Der Edelstahlkonzern Böhler-Uddeholm hat am Dienstag die Gemüter der ÖGB-Frauen erhitzt. Stein des Anstoßes: ein Werbeinserat in österreichischen Medien, das die ÖGB-Frauenvorsitzende Renate Csörgits in einer Presseaussendung massiv kritisierte. Nach der Androhung, beim Werberat Beschwerde einzubringen, erklärte der Chef von Böhler-Uddeholm, Claus Raidl, gegenüber der APA, die Einschaltung wieder zurück zu ziehen: "Wir wollen hier keine Diskussion führen, wenn sich Frauen verletzt fühlen."

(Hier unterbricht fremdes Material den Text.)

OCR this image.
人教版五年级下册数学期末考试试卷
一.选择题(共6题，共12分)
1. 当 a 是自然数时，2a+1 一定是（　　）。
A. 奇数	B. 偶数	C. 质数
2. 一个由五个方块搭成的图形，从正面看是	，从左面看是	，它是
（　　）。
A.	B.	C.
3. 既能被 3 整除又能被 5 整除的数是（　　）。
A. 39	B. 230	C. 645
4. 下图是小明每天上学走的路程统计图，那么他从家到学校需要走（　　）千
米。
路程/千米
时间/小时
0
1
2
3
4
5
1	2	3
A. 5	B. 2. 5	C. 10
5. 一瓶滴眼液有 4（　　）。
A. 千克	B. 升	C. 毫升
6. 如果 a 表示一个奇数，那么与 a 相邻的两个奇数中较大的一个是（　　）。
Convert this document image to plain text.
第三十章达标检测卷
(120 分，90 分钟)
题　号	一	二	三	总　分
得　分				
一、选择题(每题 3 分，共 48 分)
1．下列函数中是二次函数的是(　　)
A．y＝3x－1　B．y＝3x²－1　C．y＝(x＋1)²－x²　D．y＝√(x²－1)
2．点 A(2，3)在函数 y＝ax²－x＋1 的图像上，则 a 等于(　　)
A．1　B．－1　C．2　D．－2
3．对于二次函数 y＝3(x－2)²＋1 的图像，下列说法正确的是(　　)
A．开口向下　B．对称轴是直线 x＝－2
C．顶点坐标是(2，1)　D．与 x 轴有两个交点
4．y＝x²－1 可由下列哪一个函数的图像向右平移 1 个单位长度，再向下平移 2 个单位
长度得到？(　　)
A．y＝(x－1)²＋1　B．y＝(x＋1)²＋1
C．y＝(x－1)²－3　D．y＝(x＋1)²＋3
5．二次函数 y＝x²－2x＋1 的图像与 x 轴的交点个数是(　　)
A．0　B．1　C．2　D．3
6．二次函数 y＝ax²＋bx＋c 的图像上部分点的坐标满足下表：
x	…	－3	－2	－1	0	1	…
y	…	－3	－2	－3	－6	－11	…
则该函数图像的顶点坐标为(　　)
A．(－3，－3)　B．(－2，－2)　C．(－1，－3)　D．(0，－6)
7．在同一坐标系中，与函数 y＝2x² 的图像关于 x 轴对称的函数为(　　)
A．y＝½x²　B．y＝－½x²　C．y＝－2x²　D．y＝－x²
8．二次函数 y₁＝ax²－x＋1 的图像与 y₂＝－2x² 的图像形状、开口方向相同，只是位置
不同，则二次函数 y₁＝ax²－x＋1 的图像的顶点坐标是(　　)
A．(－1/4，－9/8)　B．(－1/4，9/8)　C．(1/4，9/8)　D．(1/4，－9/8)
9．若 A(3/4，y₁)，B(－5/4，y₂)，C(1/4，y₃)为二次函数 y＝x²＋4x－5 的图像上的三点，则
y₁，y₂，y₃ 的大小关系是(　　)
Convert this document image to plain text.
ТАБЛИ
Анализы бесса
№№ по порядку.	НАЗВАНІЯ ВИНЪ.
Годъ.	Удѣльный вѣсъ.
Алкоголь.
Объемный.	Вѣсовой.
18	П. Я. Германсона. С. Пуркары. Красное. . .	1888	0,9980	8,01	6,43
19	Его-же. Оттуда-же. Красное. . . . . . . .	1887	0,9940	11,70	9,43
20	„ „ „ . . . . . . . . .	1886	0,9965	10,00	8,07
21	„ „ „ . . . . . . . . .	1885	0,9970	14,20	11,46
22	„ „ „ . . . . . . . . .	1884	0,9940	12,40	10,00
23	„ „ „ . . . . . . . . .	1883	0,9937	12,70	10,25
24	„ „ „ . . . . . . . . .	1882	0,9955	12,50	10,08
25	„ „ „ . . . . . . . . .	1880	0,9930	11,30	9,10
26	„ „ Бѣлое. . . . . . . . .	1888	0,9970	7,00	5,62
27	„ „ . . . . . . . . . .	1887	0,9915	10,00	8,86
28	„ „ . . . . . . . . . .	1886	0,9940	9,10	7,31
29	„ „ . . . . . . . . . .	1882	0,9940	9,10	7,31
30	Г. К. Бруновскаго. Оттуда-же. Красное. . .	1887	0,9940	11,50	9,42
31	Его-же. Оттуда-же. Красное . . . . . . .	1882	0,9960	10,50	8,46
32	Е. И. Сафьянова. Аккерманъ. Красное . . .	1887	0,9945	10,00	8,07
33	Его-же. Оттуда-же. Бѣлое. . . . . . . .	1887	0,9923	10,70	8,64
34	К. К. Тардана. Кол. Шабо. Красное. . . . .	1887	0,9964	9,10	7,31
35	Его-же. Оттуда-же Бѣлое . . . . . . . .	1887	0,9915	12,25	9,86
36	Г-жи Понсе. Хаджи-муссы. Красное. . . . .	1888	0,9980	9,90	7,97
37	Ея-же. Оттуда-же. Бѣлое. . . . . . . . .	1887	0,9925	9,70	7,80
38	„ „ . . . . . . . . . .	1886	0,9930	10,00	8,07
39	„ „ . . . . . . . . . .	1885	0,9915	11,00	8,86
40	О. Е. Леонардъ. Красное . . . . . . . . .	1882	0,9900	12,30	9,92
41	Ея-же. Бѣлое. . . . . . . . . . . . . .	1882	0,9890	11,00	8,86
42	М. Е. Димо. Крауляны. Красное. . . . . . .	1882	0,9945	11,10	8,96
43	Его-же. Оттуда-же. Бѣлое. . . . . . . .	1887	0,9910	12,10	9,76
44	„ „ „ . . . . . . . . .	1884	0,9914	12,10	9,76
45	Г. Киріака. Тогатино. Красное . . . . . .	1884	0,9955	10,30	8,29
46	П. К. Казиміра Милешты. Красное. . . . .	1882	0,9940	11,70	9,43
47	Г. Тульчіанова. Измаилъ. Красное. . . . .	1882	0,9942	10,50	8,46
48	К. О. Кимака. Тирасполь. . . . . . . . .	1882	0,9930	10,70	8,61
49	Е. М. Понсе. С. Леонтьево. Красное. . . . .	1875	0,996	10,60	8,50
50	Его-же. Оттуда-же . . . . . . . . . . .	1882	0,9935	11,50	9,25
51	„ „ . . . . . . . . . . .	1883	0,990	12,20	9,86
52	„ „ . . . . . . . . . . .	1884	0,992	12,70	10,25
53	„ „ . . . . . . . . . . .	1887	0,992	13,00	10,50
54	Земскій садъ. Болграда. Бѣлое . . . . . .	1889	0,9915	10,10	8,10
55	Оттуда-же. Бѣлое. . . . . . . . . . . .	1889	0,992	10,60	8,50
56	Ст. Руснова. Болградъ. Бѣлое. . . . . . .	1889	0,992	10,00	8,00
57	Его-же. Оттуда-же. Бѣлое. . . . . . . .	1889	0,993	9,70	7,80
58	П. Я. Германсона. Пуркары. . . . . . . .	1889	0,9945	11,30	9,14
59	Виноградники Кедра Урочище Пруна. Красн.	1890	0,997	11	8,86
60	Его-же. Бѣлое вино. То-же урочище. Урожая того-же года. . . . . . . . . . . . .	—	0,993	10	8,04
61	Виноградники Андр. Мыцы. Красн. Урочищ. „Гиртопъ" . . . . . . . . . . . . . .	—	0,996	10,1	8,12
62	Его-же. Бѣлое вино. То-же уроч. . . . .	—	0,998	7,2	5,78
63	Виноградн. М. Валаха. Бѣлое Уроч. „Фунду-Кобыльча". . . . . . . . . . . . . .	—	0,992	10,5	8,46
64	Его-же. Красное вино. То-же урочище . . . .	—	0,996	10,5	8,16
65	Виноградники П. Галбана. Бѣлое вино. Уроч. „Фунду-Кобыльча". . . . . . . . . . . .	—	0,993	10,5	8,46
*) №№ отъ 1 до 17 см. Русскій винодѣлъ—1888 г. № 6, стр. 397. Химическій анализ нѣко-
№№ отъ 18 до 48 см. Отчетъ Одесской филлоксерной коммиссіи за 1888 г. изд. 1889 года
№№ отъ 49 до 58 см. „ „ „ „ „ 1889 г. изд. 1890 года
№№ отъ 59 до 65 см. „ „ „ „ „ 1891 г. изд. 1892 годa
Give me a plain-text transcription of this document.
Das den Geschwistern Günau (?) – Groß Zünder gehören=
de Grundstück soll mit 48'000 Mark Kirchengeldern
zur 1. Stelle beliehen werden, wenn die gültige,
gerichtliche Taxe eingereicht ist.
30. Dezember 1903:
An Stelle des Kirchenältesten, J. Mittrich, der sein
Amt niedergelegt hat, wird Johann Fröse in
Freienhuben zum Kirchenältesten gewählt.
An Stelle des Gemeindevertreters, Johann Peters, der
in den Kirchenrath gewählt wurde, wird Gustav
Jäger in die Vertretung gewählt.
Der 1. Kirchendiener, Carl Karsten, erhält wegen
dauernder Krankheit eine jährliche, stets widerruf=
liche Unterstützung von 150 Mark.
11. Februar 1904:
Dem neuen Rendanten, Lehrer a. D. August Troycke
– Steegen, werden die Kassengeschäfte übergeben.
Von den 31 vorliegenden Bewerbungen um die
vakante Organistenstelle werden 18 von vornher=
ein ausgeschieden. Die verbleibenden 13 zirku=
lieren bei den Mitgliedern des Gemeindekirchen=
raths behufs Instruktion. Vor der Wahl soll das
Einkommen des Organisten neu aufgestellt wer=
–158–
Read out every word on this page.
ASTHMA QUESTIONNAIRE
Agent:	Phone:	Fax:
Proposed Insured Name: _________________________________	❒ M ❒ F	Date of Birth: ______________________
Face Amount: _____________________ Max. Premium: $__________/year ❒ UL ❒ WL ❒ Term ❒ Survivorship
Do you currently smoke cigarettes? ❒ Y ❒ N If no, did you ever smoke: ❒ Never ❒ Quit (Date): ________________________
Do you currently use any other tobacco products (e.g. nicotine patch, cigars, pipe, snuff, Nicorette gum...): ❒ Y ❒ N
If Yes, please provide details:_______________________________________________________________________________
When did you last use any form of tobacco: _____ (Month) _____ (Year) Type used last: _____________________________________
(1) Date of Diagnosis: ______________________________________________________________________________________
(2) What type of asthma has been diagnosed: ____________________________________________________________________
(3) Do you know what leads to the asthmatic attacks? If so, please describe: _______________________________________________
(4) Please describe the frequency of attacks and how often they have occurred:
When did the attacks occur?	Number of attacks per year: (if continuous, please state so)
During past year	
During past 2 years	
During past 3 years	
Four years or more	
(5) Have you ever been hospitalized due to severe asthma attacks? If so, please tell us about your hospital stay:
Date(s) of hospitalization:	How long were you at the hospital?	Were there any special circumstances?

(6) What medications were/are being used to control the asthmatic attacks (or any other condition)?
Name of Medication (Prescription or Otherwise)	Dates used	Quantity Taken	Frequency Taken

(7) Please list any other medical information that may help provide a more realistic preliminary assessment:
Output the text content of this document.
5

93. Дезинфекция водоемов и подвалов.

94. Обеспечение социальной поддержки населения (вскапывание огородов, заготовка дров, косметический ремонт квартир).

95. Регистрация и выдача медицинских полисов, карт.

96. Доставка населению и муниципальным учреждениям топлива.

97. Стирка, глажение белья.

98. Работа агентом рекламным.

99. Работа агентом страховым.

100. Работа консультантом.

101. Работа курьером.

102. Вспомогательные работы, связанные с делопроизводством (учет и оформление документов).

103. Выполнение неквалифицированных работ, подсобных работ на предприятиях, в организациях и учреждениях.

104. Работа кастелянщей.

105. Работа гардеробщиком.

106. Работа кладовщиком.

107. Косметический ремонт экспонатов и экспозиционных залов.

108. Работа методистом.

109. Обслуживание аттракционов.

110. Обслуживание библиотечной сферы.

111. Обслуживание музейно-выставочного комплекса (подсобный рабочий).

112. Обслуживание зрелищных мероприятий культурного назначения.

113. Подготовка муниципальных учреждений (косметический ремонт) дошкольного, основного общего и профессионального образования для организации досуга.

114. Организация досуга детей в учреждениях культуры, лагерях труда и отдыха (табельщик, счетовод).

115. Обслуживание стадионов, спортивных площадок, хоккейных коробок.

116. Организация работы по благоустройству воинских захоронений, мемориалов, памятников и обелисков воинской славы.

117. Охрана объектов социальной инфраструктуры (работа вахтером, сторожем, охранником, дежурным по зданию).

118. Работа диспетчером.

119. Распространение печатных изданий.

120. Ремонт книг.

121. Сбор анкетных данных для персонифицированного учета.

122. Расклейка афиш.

In dem Inserat "wird der weibliche Körper einzig als Sexobjekt dargestellt", hatten sich die ÖGB-Frauen zuvor empört. "Nackte Frauenbeine und ein nackter Po schlängeln sich durchs Bild." Im Text wird darauf verwiesen, dass Böhler-Uddeholm Bandstahl "so dünn auswalzen kann, dass man durch den Edelstahl fast Zeitung lesen kann" und diese "superfeinen" Dünnbandfolien auch bei "sanft schneidenden Rasierklingen eingesetzt werden".

Dieser Hinweis verschlimmere das Ganze noch, so Csörgits. "Durch Bild und Text wird eindeutig die Möglichkeit der Verletzung des Körpers durch die Rasierklingen angedeutet." Rasierklingen seien sicher nicht das Hauptgeschäft des Edelstahl-Konzerns. Csörgits: "Und wenn Böhler-Uddeholm unbedingt mit Rasierklingen werben will, warum zeigen sie dann nicht ein bärtiges Männergesicht?"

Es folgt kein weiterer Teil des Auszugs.